For more information, See About policy conditions.

Known issue while editing EDM patterns

While editing EDM patterns, updating the pattern name or description may fail due to an internal system error. If you experience this issue, contact your system administrator or Arctera support.

Variable

Variable Support allows you to insert dynamic values into text conditions across policies and patterns using simple placeholders such as {{variable_name}}. Instead of repeatedly typing the same keywords, you can define it once and reuse it anywhere in your text conditions. A variable is a type of pattern that must be created first and then used in text conditions of policies or patterns. Predefined variables can be inserted directly in the text-based conditions by typing {{ in the text box. For example: To classify content that contains any reference to Royal Bank of Canada, you can create a variable named BANK_NAME and add values such as RBC, Bank of Canada, and Royal Bank of Canada. This variable can then be used in a text condition by inserting the placeholder {{BANK_NAME}}. During classification, the system automatically evaluates the content against all defined values of the variable. As a result, any content containing RBC, Bank of Canada, or Royal Bank of Canada will be classified, without the need to create separate conditions for each variation.

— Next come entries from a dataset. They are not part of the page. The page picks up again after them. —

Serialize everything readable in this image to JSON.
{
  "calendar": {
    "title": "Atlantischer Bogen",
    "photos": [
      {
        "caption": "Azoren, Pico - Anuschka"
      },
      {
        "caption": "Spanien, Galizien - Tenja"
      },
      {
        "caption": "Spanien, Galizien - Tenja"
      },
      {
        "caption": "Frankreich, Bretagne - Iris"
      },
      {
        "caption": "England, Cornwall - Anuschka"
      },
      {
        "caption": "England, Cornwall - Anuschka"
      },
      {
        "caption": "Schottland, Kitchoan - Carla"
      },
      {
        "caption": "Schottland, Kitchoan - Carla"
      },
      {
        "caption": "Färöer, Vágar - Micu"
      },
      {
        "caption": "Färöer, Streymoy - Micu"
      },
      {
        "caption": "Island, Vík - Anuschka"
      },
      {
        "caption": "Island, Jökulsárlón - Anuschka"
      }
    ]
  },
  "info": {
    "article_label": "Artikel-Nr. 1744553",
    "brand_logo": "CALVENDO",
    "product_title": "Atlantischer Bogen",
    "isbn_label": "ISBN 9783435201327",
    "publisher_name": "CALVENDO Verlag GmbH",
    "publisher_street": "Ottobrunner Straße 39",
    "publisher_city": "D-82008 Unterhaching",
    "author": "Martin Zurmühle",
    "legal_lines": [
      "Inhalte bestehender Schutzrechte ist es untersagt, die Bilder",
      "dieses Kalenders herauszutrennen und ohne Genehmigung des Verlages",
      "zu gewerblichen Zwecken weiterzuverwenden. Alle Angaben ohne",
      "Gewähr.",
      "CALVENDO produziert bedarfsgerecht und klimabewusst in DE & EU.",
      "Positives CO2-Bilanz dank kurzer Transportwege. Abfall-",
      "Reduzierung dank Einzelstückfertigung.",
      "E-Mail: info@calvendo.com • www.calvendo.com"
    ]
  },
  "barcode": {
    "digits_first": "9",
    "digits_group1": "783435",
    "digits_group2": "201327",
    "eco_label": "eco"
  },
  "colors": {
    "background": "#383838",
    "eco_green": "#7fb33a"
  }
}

To create the basic variable,

  1. Follow the initial steps for creating a pattern as described earlier.
  2. In the Type box, click to select Variable.
  3. Define the values as per your requirement. For example, if you want to define a new pattern for identifying a Royal Bank of Canada as a bank name, add Bank_Name in the Name field and add relevant description. In the Value field, add values like RBC, Bank Of Canada, Royal Bank of Canada or the values you want to get a match on.
  4. Click Save to add this variable.

After saving the pattern, the system checks the content during classification and looks for any occurrence of the values you added to the pattern. If the content contains one or more of these values, it is identified as a match and classified accordingly. You can reuse this approach to create additional patterns, such as Department Names, Designations, Agency Names, and more.

To use the created variable in a pattern,

  1. Follow the initial steps for creating a pattern as described earlier.
  2. In the Value box, type {{ and list of all available variables appear on the page. All the values you have entered while creating the variable will be matched while classifying the content.
  3. Click Save to add this pattern.
  4. In View mode, variables in a text condition appear as links. You can click these link to navigate to the particular pattern.

You can use multiple variables in a condition; however, using a large number of variables may impact classification performance. It is recommended to use only the minimum number of variables required. This flexibility still allows you to define and reuse dynamic values across different text conditions.